Bereits zum fünften Mal fand die Einbürgerungsfeier im großen Rahmen in der Aula der Scharounschule statt. Nach begrüßenden Worten durch Bürgermeister Thomas Terhorst wurden den Anwesenden die Einbürgerungsurkunden sowie eine Ausfertigung des Grundgesetztes ausgehändigt. Neben Thomas Terhorst waren auch die Mitarbeitenden des Amtes für Bürgerdienste vor Ort und führten durch die Veranstaltung. Musikalisch begleitet wurde die Feierlichkeit von der Musikschule der Stadt Marl. Mit dem gemeinsamen Singen der Nationalhymne klang die Einbürgerungsfeier aus.

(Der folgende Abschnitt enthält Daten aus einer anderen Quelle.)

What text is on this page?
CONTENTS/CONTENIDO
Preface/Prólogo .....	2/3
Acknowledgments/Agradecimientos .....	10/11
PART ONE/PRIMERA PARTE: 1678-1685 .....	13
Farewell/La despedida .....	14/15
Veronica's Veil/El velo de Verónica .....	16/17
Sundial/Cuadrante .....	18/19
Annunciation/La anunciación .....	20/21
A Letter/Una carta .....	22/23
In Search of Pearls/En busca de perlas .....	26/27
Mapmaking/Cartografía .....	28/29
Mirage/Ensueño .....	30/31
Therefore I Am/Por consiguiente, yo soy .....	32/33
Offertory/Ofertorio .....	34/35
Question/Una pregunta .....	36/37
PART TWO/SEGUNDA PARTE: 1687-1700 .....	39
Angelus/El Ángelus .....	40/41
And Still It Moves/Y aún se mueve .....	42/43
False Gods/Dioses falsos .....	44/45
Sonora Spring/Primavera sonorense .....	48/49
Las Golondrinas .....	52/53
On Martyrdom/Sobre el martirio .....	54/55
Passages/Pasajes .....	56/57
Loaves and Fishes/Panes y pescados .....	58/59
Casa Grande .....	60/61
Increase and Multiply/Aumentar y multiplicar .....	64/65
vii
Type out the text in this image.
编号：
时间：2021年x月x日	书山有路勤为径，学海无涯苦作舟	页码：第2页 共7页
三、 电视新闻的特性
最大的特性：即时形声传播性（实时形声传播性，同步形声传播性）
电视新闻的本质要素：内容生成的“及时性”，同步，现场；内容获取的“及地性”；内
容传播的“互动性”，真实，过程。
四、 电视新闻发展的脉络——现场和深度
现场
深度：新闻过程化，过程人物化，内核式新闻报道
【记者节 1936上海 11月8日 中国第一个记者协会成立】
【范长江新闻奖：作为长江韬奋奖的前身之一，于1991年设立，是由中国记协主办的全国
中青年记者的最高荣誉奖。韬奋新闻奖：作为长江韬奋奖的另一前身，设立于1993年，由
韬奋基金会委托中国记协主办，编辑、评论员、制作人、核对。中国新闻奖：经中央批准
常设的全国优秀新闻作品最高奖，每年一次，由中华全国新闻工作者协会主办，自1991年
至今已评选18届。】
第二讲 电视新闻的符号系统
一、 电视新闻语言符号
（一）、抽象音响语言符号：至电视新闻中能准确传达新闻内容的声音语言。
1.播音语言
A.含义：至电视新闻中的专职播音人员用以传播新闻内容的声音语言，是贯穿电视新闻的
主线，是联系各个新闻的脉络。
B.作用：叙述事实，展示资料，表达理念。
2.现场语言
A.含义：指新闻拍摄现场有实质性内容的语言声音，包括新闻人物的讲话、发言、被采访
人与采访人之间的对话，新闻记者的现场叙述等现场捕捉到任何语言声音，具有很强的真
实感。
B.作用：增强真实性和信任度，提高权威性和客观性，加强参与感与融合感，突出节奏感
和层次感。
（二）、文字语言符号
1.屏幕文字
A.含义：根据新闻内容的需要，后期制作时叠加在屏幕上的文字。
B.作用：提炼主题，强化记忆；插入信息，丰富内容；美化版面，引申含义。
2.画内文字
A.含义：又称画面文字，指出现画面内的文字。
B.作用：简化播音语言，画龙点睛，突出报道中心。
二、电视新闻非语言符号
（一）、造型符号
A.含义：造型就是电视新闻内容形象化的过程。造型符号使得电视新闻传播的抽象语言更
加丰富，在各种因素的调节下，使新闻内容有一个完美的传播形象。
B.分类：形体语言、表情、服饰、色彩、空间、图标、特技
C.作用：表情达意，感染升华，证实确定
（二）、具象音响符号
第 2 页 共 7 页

„Dieser Tag ist ein besonderer Moment – für Sie persönlich, aber ebenso für unsere Stadt und unser Land. Heute geht es um weit mehr als um einen formalen Verwaltungsakt“, unterstrich Bürgermeister Thomas Terhorst die Bedeutung der Einbürgerung. „Wir feiern Ihr Bekenntnis zu Deutschland, zu unserer freiheitlich-demokratischen Grundordnung und zu den Werten, die unser Zusammenleben prägen. Sie haben sich entschieden, Teil dieser Gesellschaft zu werden, Verantwortung zu übernehmen und aktiv mitzuwirken. Das verdient Anerkennung und großen Respekt.“
Die neuen Staatsbürgerinnen und Staatsbürger kommen unter anderem aus Syrien, der Türkei, Rumänien, dem Iran, dem Irak, Polen, Russland, Pakistan und dem Libanon.